リクエストのモデル名はリストがチェックされる前に正規化されるため、関連するバリアント (例:thinking バリアント)は、あなたが許可リスト化したのと同じ正規名に解決されます。 コンソールが表示するベースモデル名をリストしてください。

5. モデル制限 vs グループ権利

キーがモデルを呼べるかどうかを決めるのは、2 つの異なるものです。混同しないでください:
スコープそれが答える問い
ワークスペース権利ワークスペースこのモデルはそもそもワークスペースに利用可能か?
model_limits単一のキー利用可能なモデルのうち、この キーはどれを使ってよいか?
model_limits は常に狭めるだけです。キーはモデル制限を使って、ワークスペース自体が 権利を持たないモデルに到達することはできません — すでに許可されているものから、より小さな 許可リストを切り出せるだけです。キーに何も追加せず厳密により少なく与えるには、それが まさにこのフィールドの用途です。

6. 最小権限姿勢へのフィット

モデル制限は、エージェントごとのキーレシピの 1 行です。
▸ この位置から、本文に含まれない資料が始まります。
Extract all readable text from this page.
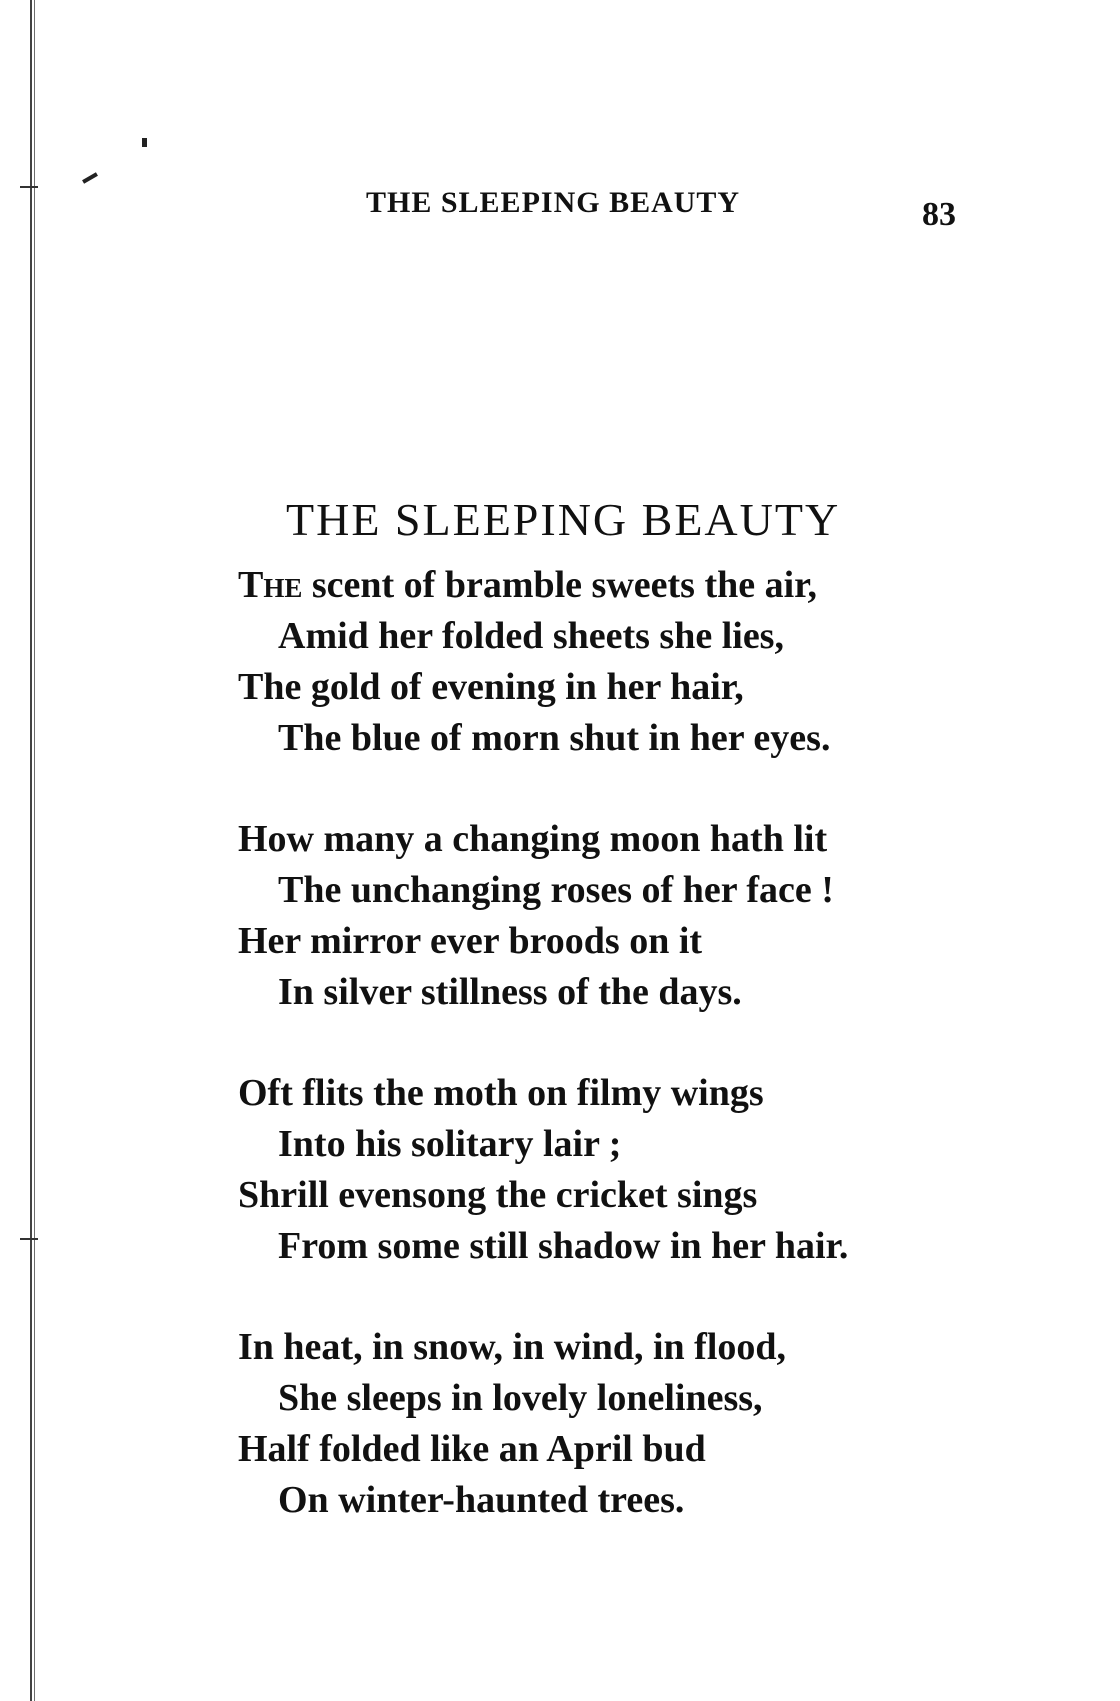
THE SLEEPING BEAUTY	83
THE SLEEPING BEAUTY
The scent of bramble sweets the air,
Amid her folded sheets she lies,
The gold of evening in her hair,
The blue of morn shut in her eyes.
How many a changing moon hath lit
The unchanging roses of her face !
Her mirror ever broods on it
In silver stillness of the days.
Oft flits the moth on filmy wings
Into his solitary lair ;
Shrill evensong the cricket sings
From some still shadow in her hair.
In heat, in snow, in wind, in flood,
She sleeps in lovely loneliness,
Half folded like an April bud
On winter-haunted trees.
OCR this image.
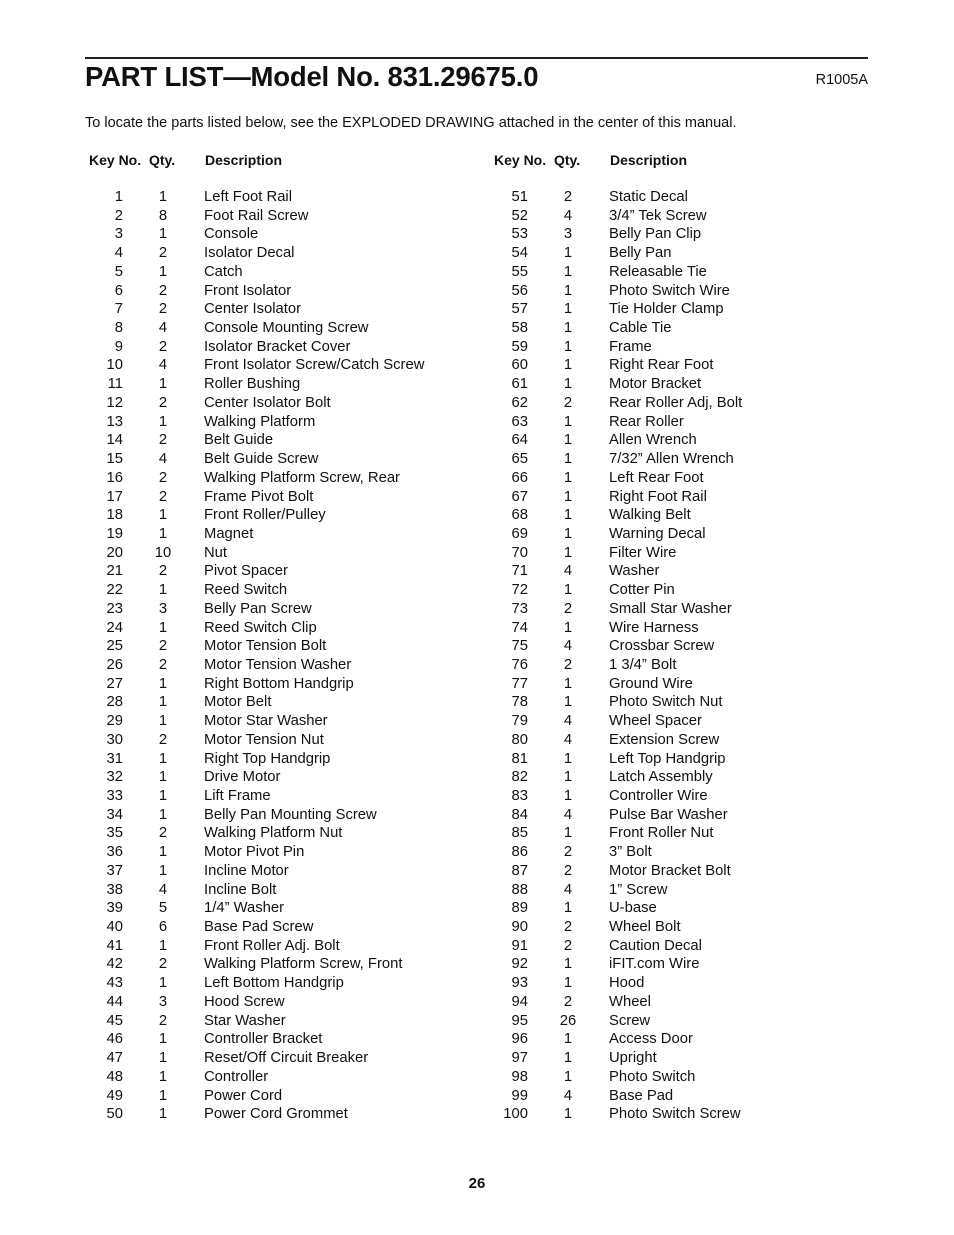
PART LIST—Model No. 831.29675.0	R1005A
To locate the parts listed below, see the EXPLODED DRAWING attached in the center of this manual.
Key No. Qty. Description
1	1	Left Foot Rail
2	8	Foot Rail Screw
3	1	Console
4	2	Isolator Decal
5	1	Catch
6	2	Front Isolator
7	2	Center Isolator
8	4	Console Mounting Screw
9	2	Isolator Bracket Cover
10	4	Front Isolator Screw/Catch Screw
11	1	Roller Bushing
12	2	Center Isolator Bolt
13	1	Walking Platform
14	2	Belt Guide
15	4	Belt Guide Screw
16	2	Walking Platform Screw, Rear
17	2	Frame Pivot Bolt
18	1	Front Roller/Pulley
19	1	Magnet
20	10	Nut
21	2	Pivot Spacer
22	1	Reed Switch
23	3	Belly Pan Screw
24	1	Reed Switch Clip
25	2	Motor Tension Bolt
26	2	Motor Tension Washer
27	1	Right Bottom Handgrip
28	1	Motor Belt
29	1	Motor Star Washer
30	2	Motor Tension Nut
31	1	Right Top Handgrip
32	1	Drive Motor
33	1	Lift Frame
34	1	Belly Pan Mounting Screw
35	2	Walking Platform Nut
36	1	Motor Pivot Pin
37	1	Incline Motor
38	4	Incline Bolt
39	5	1/4” Washer
40	6	Base Pad Screw
41	1	Front Roller Adj. Bolt
42	2	Walking Platform Screw, Front
43	1	Left Bottom Handgrip
44	3	Hood Screw
45	2	Star Washer
46	1	Controller Bracket
47	1	Reset/Off Circuit Breaker
48	1	Controller
49	1	Power Cord
50	1	Power Cord Grommet
Key No. Qty. Description
51	2	Static Decal
52	4	3/4” Tek Screw
53	3	Belly Pan Clip
54	1	Belly Pan
55	1	Releasable Tie
56	1	Photo Switch Wire
57	1	Tie Holder Clamp
58	1	Cable Tie
59	1	Frame
60	1	Right Rear Foot
61	1	Motor Bracket
62	2	Rear Roller Adj, Bolt
63	1	Rear Roller
64	1	Allen Wrench
65	1	7/32” Allen Wrench
66	1	Left Rear Foot
67	1	Right Foot Rail
68	1	Walking Belt
69	1	Warning Decal
70	1	Filter Wire
71	4	Washer
72	1	Cotter Pin
73	2	Small Star Washer
74	1	Wire Harness
75	4	Crossbar Screw
76	2	1 3/4” Bolt
77	1	Ground Wire
78	1	Photo Switch Nut
79	4	Wheel Spacer
80	4	Extension Screw
81	1	Left Top Handgrip
82	1	Latch Assembly
83	1	Controller Wire
84	4	Pulse Bar Washer
85	1	Front Roller Nut
86	2	3” Bolt
87	2	Motor Bracket Bolt
88	4	1” Screw
89	1	U-base
90	2	Wheel Bolt
91	2	Caution Decal
92	1	iFIT.com Wire
93	1	Hood
94	2	Wheel
95	26	Screw
96	1	Access Door
97	1	Upright
98	1	Photo Switch
99	4	Base Pad
100	1	Photo Switch Screw
26
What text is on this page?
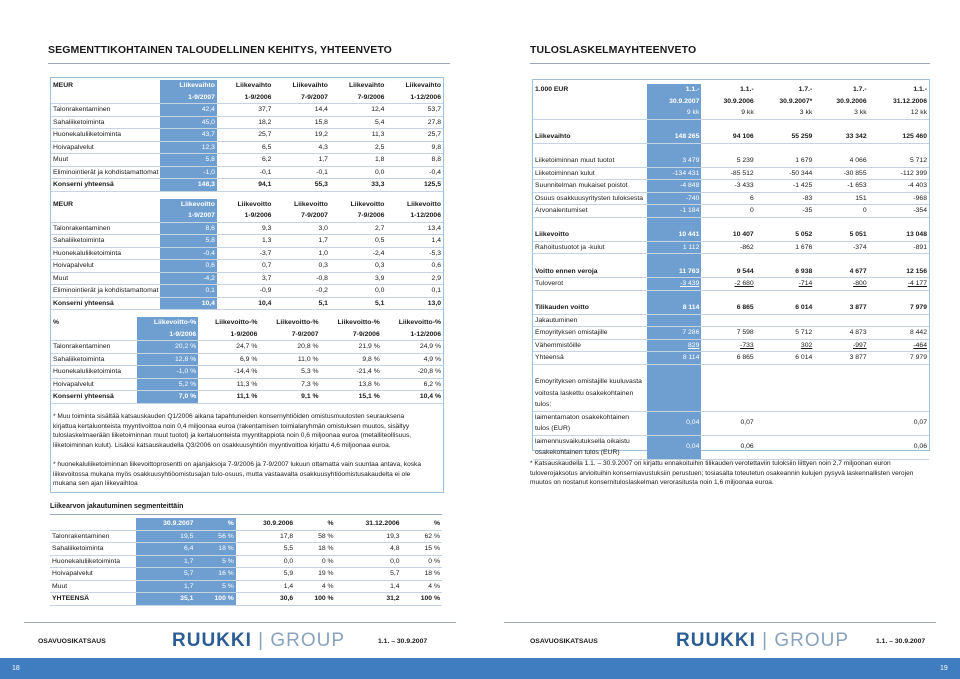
SEGMENTTIKOHTAINEN TALOUDELLINEN KEHITYS, YHTEENVETO
MEUR	Liikevaihto	Liikevaihto	Liikevaihto	Liikevaihto	Liikevaihto
	1-9/2007	1-9/2006	7-9/2007	7-9/2006	1-12/2006
Talonrakentaminen	42,4	37,7	14,4	12,4	53,7
Sahaliiketoiminta	45,0	18,2	15,8	5,4	27,8
Huonekaluliiketoiminta	43,7	25,7	19,2	11,3	25,7
Hoivapalvelut	12,3	6,5	4,3	2,5	9,8
Muut	5,8	6,2	1,7	1,8	8,8
Eliminointierät ja kohdistamattomat	-1,0	-0,1	-0,1	0,0	-0,4
Konserni yhteensä	148,3	94,1	55,3	33,3	125,5
MEUR	Liikevoitto	Liikevoitto	Liikevoitto	Liikevoitto	Liikevoitto
	1-9/2007	1-9/2006	7-9/2007	7-9/2006	1-12/2006
Talonrakentaminen	8,6	9,3	3,0	2,7	13,4
Sahaliiketoiminta	5,8	1,3	1,7	0,5	1,4
Huonekaluliiketoiminta	-0,4	-3,7	1,0	-2,4	-5,3
Hoivapalvelut	0,6	0,7	0,3	0,3	0,6
Muut	-4,2	3,7	-0,8	3,9	2,9
Eliminointierät ja kohdistamattomat	0,1	-0,9	-0,2	0,0	0,1
Konserni yhteensä	10,4	10,4	5,1	5,1	13,0
%	Liikevoitto-%	Liikevoitto-%	Liikevoitto-%	Liikevoitto-%	Liikevoitto-%
	1-9/2006	1-9/2006	7-9/2007	7-9/2006	1-12/2006
Talonrakentaminen	20,2 %	24,7 %	20,8 %	21,9 %	24,9 %
Sahaliiketoiminta	12,8 %	6,9 %	11,0 %	9,8 %	4,9 %
Huonekaluliiketoiminta	-1,0 %	-14,4 %	5,3 %	-21,4 %	-20,8 %
Hoivapalvelut	5,2 %	11,3 %	7,3 %	13,8 %	6,2 %
Konserni yhteensä	7,0 %	11,1 %	9,1 %	15,1 %	10,4 %
* Muu toiminta sisältää katsauskauden Q1/2006 aikana tapahtuneiden konsernyhtiöiden omistusmuutosten seurauksena kirjattua kertaluonteista myyntivoittoa noin 0,4 miljoonaa euroa (rakentamisen toimialaryhmän omistuksen muutos, sisältyy tuloslaskelmaerään liiketoiminnan muut tuotot) ja kertaluonteista myyntitappiota noin 0,6 miljoonaa euroa (metalliteollisuus, liiketoiminnan kulut). Lisäksi katsauskaudella Q3/2006 on osakkuusyhtiön myyntivoittoa kirjattu 4,6 miljoonaa euroa.
* huonekaluliiketoiminnan liikevoittoprosentti on ajanjaksoja 7-9/2006 ja 7-9/2007 lukuun ottamatta vain suuntaa antava, koska liikevoitossa mukana myös osakkuusyhtiöomistusajan tulo-osuus, mutta vastaavalta osakkuusyhtiöomistusakaudelta ei ole mukana sen ajan liikevaihtoa
Liikearvon jakautuminen segmenteittäin
	30.9.2007	%	30.9.2006	%	31.12.2006	%
Talonrakentaminen	19,5	56 %	17,8	58 %	19,3	62 %
Sahaliiketoiminta	6,4	18 %	5,5	18 %	4,8	15 %
Huonekaluliiketoiminta	1,7	5 %	0,0	0 %	0,0	0 %
Hoivapalvelut	5,7	16 %	5,9	19 %	5,7	18 %
Muut	1,7	5 %	1,4	4 %	1,4	4 %
YHTEENSÄ	35,1	100 %	30,6	100 %	31,2	100 %
OSAVUOSIKATSAUS	RUUKKI | GROUP	1.1. – 30.9.2007
18
TULOSLASKELMAYHTEENVETO
1.000 EUR	1.1.-	1.1.-	1.7.-	1.7.-	1.1.-
	30.9.2007	30.9.2006	30.9.2007*	30.9.2006	31.12.2006
	9 kk	9 kk	3 kk	3 kk	12 kk

Liikevaihto	148 265	94 106	55 259	33 342	125 460

Liiketoiminnan muut tuotot	3 479	5 239	1 679	4 066	5 712
Liiketoiminnan kulut	-134 431	-85 512	-50 344	-30 855	-112 399
Suunnitelman mukaiset poistot	-4 848	-3 433	-1 425	-1 653	-4 403
Osuus osakkuusyritysten tuloksesta	-740	6	-83	151	-968
Arvonalentumiset	-1 184	0	-35	0	-354

Liikevoitto	10 441	10 407	5 052	5 051	13 048
Rahoitustuotot ja -kulut	1 112	-862	1 676	-374	-891

Voitto ennen veroja	11 763	9 544	6 938	4 677	12 156
Tuloverot	-3 439	-2 680	-714	-800	-4 177

Tilikauden voitto	8 114	6 865	6 014	3 877	7 979
Jakautuminen					
Emoyrityksen omistajille	7 286	7 598	5 712	4 873	8 442
Vähemmistöille	829	-733	302	-997	-464
Yhteensä	8 114	6 865	6 014	3 877	7 979

Emoyrityksen omistajille kuuluvasta voitosta laskettu osakekohtainen tulos:					
laimentamaton osakekohtainen tulos (EUR)	0,04	0,07			0,07
laimennusvaikutuksella oikaistu osakekohtainen tulos (EUR)	0,04	0,06			0,06
* Katsauskaudella 1.1. – 30.9.2007 on kirjattu ennakoituihin tilikauden verotettaviin tuloksiin liittyen noin 2,7 miljoonan euron tuloverojaksotus arvioituihin konserniavustuksiin perustuen; tosiasalta toteutetun osakeannin kulujen pysyvä laskennallisten verojen muutos on nostanut konsernituloslaskelman verorasitusta noin 1,6 miljoonaa euroa.
OSAVUOSIKATSAUS	RUUKKI | GROUP	1.1. – 30.9.2007
19
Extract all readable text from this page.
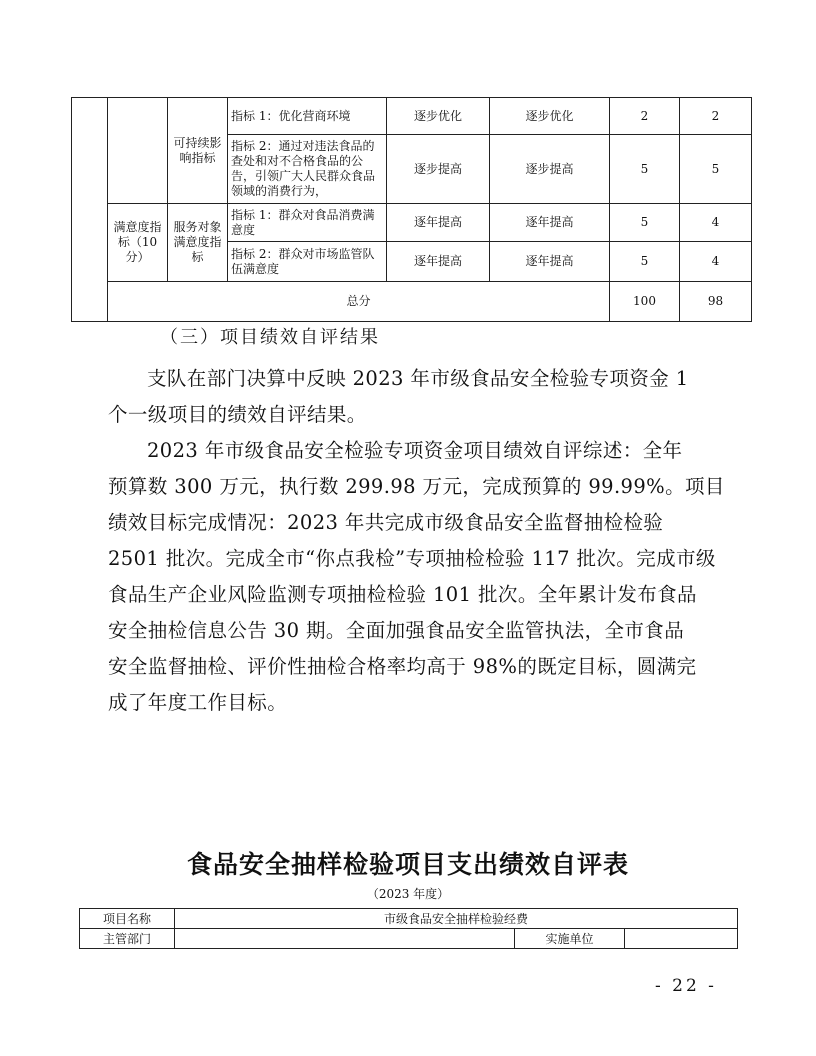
		可持续影响指标	指标 1：优化营商环境	逐步优化	逐步优化	2	2
			指标 2：通过对违法食品的查处和对不合格食品的公告，引领广大人民群众食品领域的消费行为，	逐步提高	逐步提高	5	5
	满意度指标（10分）	服务对象满意度指标	指标 1：群众对食品消费满意度	逐年提高	逐年提高	5	4
			指标 2：群众对市场监管队伍满意度	逐年提高	逐年提高	5	4
	总分					100	98

（三）项目绩效自评结果

支队在部门决算中反映 2023 年市级食品安全检验专项资金 1
个一级项目的绩效自评结果。

2023 年市级食品安全检验专项资金项目绩效自评综述：全年
预算数 300 万元，执行数 299.98 万元，完成预算的 99.99%。项目
绩效目标完成情况：2023 年共完成市级食品安全监督抽检检验
2501 批次。完成全市“你点我检”专项抽检检验 117 批次。完成市级
食品生产企业风险监测专项抽检检验 101 批次。全年累计发布食品
安全抽检信息公告 30 期。全面加强食品安全监管执法，全市食品
安全监督抽检、评价性抽检合格率均高于 98%的既定目标，圆满完
成了年度工作目标。

食品安全抽样检验项目支出绩效自评表
（2023 年度）
项目名称	市级食品安全抽样检验经费		
主管部门		实施单位	
- 22 -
自律エージェント向けの最も狭い 有用なキーは、そのすべての軸を一度に固定します: そのようなキーがプロンプトインジェクションで 侵害されたとき、被害範囲はすべての軸で境界づけられます — 攻撃者があなたの予算を費やせる モデルを含めて。
モデル制限はキー上のアイデンティティ制約であり、コンテンツやアクションのポリシーでは ありません。プロンプトを検査することも(それはガードレール)、 ツール呼び出しを検査することも(それはファイアウォール)ありません — それらは前もって、キーがそもそもどのモデルに宛ててよいかを決定します。

7. 次のステップ

キーオブジェクト

キーが運ぶすべてのフィールド — モデル制限、IP リスト、上限、失効、ポリシー アタッチメント — を 1 つのリファレンスに。

最小権限チェックリスト

エージェントごとの完全なキーレシピ:すべての軸をエージェントが必要とする最小に スコープします。

スコープ、キー、ポリシー

キー、ガードレール、ファイアウォールポリシーがどのように 1 つのエージェント アイデンティティへとバインドされるか。

キーにポリシーをバインド

ガードレールとファイアウォールポリシーを同じキーにアタッチします。
API キーごとにモデルアクセスを制限することは、適用できる最も安価な権限コントロールです: 1 つの許可リスト、ゲートウェイで強制され、どんな侵害されたエージェントも口先で回避できません。